We were then treated to Quatuor for Flute, by Pierre-Max Dubois. The quartet was actually a quintet including Rachel Ricard, Azeem Ward, Sylvie Tran, Catherine Marshall, and Adriane Hill. It was a really tight piece with cleverly woven harmonies. The audience clapped after the first movement, but had that completely trained out of them, and remained silent after the second and third. I don’t know how that happened, or why, I guess it was magic.

Finally we heard the UCSB graduate Young Artist Piano Quartet play the first movement from Gabriel Fauré’s Piano Quartet in C Minor, Op. 15. My friends all reported liking it. The YAPQ is taking the place of the YASQ this year as the school’s graduate scholarship ensemble. Hopefully they will represent us well, winning international prizes and bringing glory and acclaim to the department. (No pressure, guys). I will link to their website when they have one up. The group includes Youjin Jung on violin, Jordan Warmath on viola, Larissa Fedoryka on cello, and pianist Leslie Cain.


After a brief intermission for restaging (meaning no cookies were served), the Chamber Orchestra took the stage.
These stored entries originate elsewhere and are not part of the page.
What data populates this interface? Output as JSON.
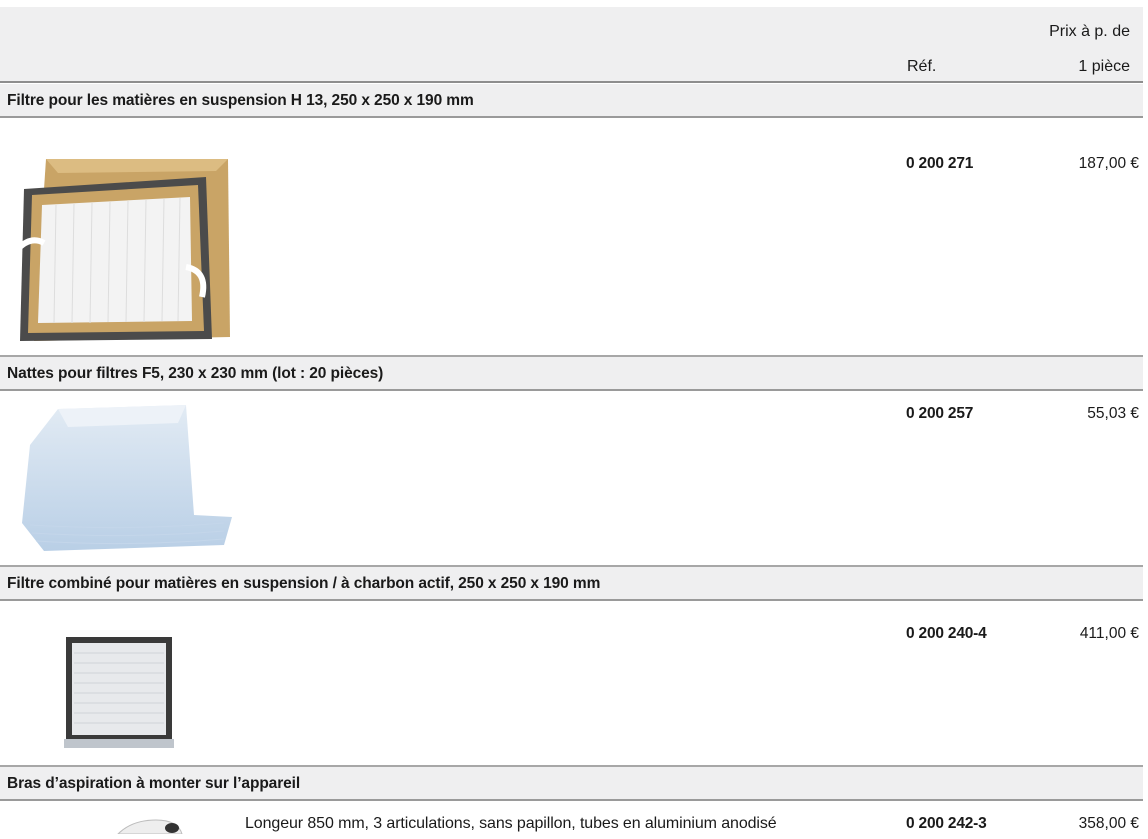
{
  "header": {
    "ref_label": "Réf.",
    "price_label_line1": "Prix à p. de",
    "price_label_line2": "1 pièce"
  },
  "products": [
    {
      "title": "Filtre pour les matières en suspension H 13, 250 x 250 x 190 mm",
      "ref": "0 200 271",
      "price": "187,00 €",
      "image": "hepa-filter-box-image"
    },
    {
      "title": "Nattes pour filtres F5, 230 x 230 mm (lot : 20 pièces)",
      "ref": "0 200 257",
      "price": "55,03 €",
      "image": "filter-mat-stack-image"
    },
    {
      "title": "Filtre combiné pour matières en suspension / à charbon actif, 250 x 250 x 190 mm",
      "ref": "0 200 240-4",
      "price": "411,00 €",
      "image": "combined-filter-image"
    },
    {
      "title": "Bras d’aspiration à monter sur l’appareil",
      "description": "Longeur 850 mm, 3 articulations, sans papillon, tubes en aluminium anodisé",
      "ref": "0 200 242-3",
      "price": "358,00 €",
      "image": "suction-arm-image"
    }
  ]
}
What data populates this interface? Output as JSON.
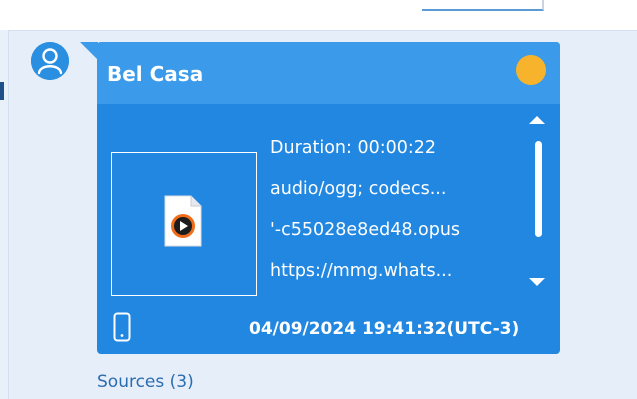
{
  "message": {
    "sender": "Bel Casa",
    "status_color": "#f7b32b",
    "attachment_icon": "audio-file-icon",
    "details": [
      "Duration: 00:00:22",
      "audio/ogg; codecs...",
      "'-c55028e8ed48.opus",
      "https://mmg.whats..."
    ],
    "source_icon": "phone-icon",
    "timestamp": "04/09/2024 19:41:32(UTC-3)"
  },
  "sources_link": "Sources (3)",
  "colors": {
    "card": "#2187e0",
    "header": "#3b9bea",
    "background": "#e6eef9",
    "link": "#2b6cb0"
  }
}
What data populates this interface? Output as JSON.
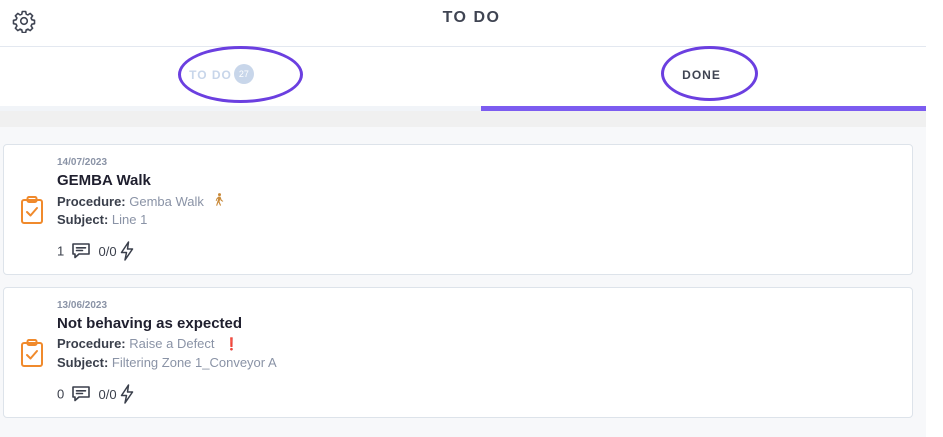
{
  "header": {
    "title": "TO DO",
    "settings_icon": "gear-icon"
  },
  "tabs": {
    "todo": {
      "label": "TO DO",
      "count": "27"
    },
    "done": {
      "label": "DONE"
    }
  },
  "colors": {
    "accent": "#7c5cf0",
    "annotation": "#6b3fe0",
    "clipboard": "#f08a2c"
  },
  "cards": [
    {
      "date": "14/07/2023",
      "title": "GEMBA Walk",
      "procedure_label": "Procedure:",
      "procedure": "Gemba Walk",
      "procedure_icon": "walking-person-icon",
      "subject_label": "Subject:",
      "subject": "Line 1",
      "comments": "1",
      "actions": "0/0"
    },
    {
      "date": "13/06/2023",
      "title": "Not behaving as expected",
      "procedure_label": "Procedure:",
      "procedure": "Raise a Defect",
      "procedure_icon": "exclamation-icon",
      "subject_label": "Subject:",
      "subject": "Filtering Zone 1_Conveyor A",
      "comments": "0",
      "actions": "0/0"
    }
  ]
}
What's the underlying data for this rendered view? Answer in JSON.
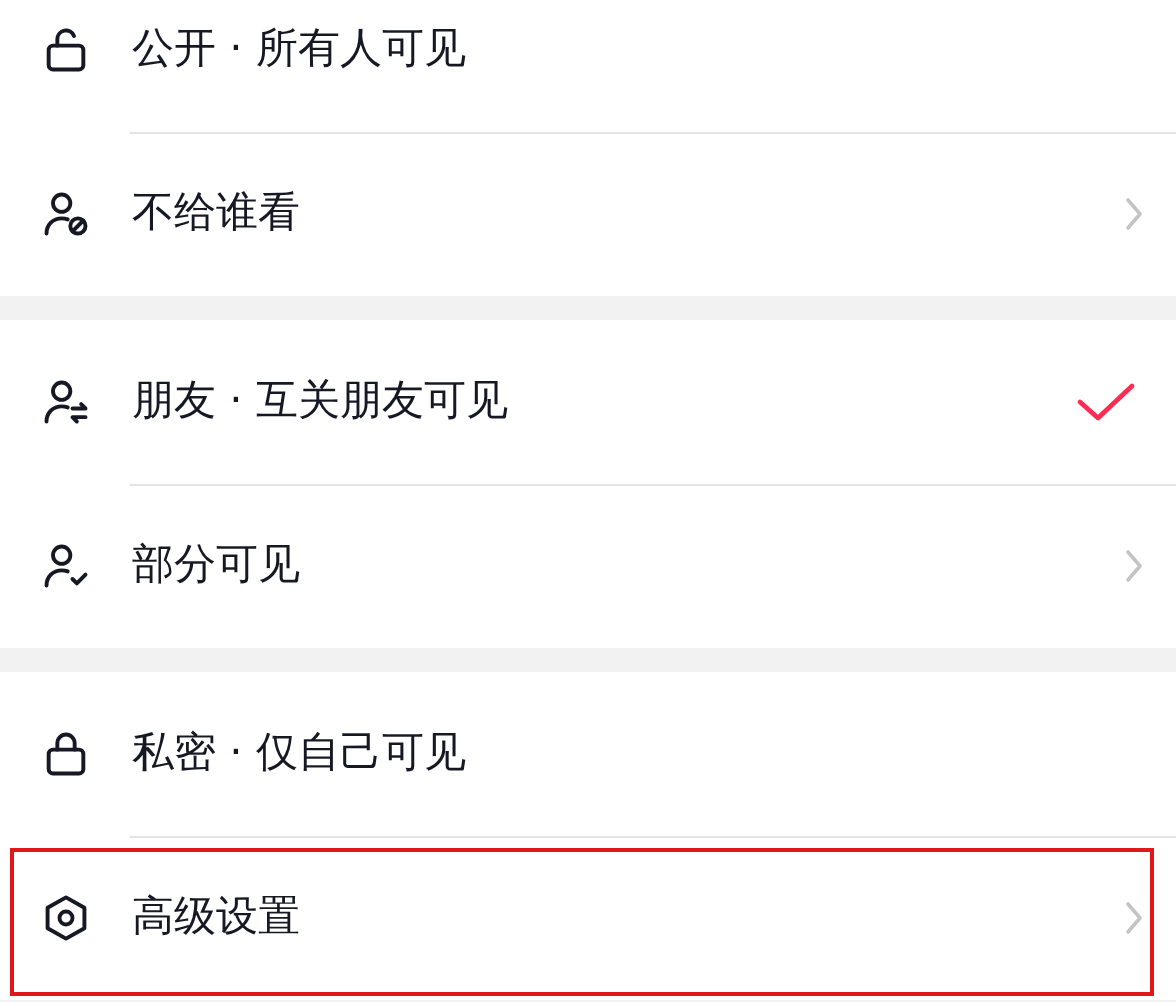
{
  "groups": [
    {
      "rows": [
        {
          "label": "公开 · 所有人可见",
          "selected": false,
          "expandable": false,
          "highlighted": false
        },
        {
          "label": "不给谁看",
          "selected": false,
          "expandable": true,
          "highlighted": false
        }
      ]
    },
    {
      "rows": [
        {
          "label": "朋友 · 互关朋友可见",
          "selected": true,
          "expandable": false,
          "highlighted": false
        },
        {
          "label": "部分可见",
          "selected": false,
          "expandable": true,
          "highlighted": false
        }
      ]
    },
    {
      "rows": [
        {
          "label": "私密 · 仅自己可见",
          "selected": false,
          "expandable": false,
          "highlighted": false
        },
        {
          "label": "高级设置",
          "selected": false,
          "expandable": true,
          "highlighted": true
        }
      ]
    }
  ]
}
I was later told that there were people who were unable to find seats for the first part of the show that were seated for the second half. This leads me to believe that some people must have left at intermission. So how crazy is that?
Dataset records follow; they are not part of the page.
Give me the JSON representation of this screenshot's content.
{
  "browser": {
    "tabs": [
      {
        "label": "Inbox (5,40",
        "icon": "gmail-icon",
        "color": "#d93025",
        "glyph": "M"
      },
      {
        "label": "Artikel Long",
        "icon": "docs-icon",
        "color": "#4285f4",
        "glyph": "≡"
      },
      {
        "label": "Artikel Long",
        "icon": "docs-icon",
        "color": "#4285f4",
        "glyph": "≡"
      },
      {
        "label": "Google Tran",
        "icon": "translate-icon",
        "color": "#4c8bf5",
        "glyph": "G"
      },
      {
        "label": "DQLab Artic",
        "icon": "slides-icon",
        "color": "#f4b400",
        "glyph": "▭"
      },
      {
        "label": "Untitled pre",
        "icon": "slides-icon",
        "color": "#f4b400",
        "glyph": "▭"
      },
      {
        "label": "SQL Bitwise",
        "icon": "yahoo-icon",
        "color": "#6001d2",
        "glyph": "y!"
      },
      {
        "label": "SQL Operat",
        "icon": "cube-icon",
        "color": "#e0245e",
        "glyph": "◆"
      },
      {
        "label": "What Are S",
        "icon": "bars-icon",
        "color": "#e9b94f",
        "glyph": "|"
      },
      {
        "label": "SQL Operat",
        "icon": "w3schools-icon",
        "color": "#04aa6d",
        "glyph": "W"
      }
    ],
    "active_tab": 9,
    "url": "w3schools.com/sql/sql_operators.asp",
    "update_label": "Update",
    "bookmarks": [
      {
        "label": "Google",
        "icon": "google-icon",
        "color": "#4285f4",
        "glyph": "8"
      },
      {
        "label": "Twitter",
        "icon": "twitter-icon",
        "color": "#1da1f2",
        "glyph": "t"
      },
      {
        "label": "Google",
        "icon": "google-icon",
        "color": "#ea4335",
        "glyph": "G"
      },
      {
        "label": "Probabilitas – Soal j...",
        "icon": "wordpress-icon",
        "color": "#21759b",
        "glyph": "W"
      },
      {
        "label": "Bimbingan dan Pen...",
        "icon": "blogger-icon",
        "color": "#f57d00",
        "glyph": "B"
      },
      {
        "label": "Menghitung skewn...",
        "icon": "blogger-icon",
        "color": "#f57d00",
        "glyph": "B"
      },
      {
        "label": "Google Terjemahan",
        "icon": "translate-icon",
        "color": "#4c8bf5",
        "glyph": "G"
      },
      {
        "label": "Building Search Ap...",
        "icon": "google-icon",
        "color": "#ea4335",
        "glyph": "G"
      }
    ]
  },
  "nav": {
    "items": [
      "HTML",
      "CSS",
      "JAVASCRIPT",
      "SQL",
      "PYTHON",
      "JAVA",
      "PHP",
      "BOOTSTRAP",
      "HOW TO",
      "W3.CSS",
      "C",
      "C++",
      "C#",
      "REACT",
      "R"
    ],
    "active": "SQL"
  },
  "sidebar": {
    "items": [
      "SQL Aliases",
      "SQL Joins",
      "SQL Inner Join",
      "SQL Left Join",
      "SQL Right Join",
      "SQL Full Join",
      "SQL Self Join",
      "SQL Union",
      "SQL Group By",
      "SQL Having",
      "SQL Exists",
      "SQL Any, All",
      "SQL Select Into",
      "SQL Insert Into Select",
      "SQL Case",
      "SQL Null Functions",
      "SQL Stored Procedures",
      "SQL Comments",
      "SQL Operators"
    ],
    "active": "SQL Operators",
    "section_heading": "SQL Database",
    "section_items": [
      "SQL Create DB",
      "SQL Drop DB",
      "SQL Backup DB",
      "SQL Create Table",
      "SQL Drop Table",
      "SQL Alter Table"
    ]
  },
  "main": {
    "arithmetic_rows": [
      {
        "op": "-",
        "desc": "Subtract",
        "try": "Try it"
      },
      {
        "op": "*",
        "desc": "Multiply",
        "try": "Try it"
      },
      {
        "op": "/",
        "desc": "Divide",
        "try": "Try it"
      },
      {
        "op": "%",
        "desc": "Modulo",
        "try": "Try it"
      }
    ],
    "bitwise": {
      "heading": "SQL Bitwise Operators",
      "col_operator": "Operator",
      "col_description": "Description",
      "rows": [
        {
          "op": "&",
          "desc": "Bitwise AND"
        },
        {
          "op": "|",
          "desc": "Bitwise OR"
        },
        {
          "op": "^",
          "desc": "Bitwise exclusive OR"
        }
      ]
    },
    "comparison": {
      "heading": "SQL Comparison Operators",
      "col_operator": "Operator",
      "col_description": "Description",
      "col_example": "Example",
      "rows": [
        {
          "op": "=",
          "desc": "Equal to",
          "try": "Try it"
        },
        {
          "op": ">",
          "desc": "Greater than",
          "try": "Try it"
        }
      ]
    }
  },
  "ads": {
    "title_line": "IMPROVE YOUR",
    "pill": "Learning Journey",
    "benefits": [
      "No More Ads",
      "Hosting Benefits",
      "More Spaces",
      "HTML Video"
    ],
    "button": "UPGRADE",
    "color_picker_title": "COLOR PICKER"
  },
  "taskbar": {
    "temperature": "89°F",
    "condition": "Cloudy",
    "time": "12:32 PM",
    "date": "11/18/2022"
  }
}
We played Mozart’s Symphony No. 40 in G Minor and finished with Night on Bald Mountain by Modest Mussorgsky. Both pieces are showy and traditional; they make the audience feel like they are at a party. Some of us in the orchestra had long drives returning from the holiday that morning or the night before, and others are just hitting the post-midterm-catch-up with-everything-before-finals phase of the quarter. So it was nice to see that everyone was able to pull up their energy levels for the show. In my experience the first show of the season is usually not the best of the year. But given how good the first show was, I’d say we are definitely setting the bar even higher this year than last, which makes me very happy.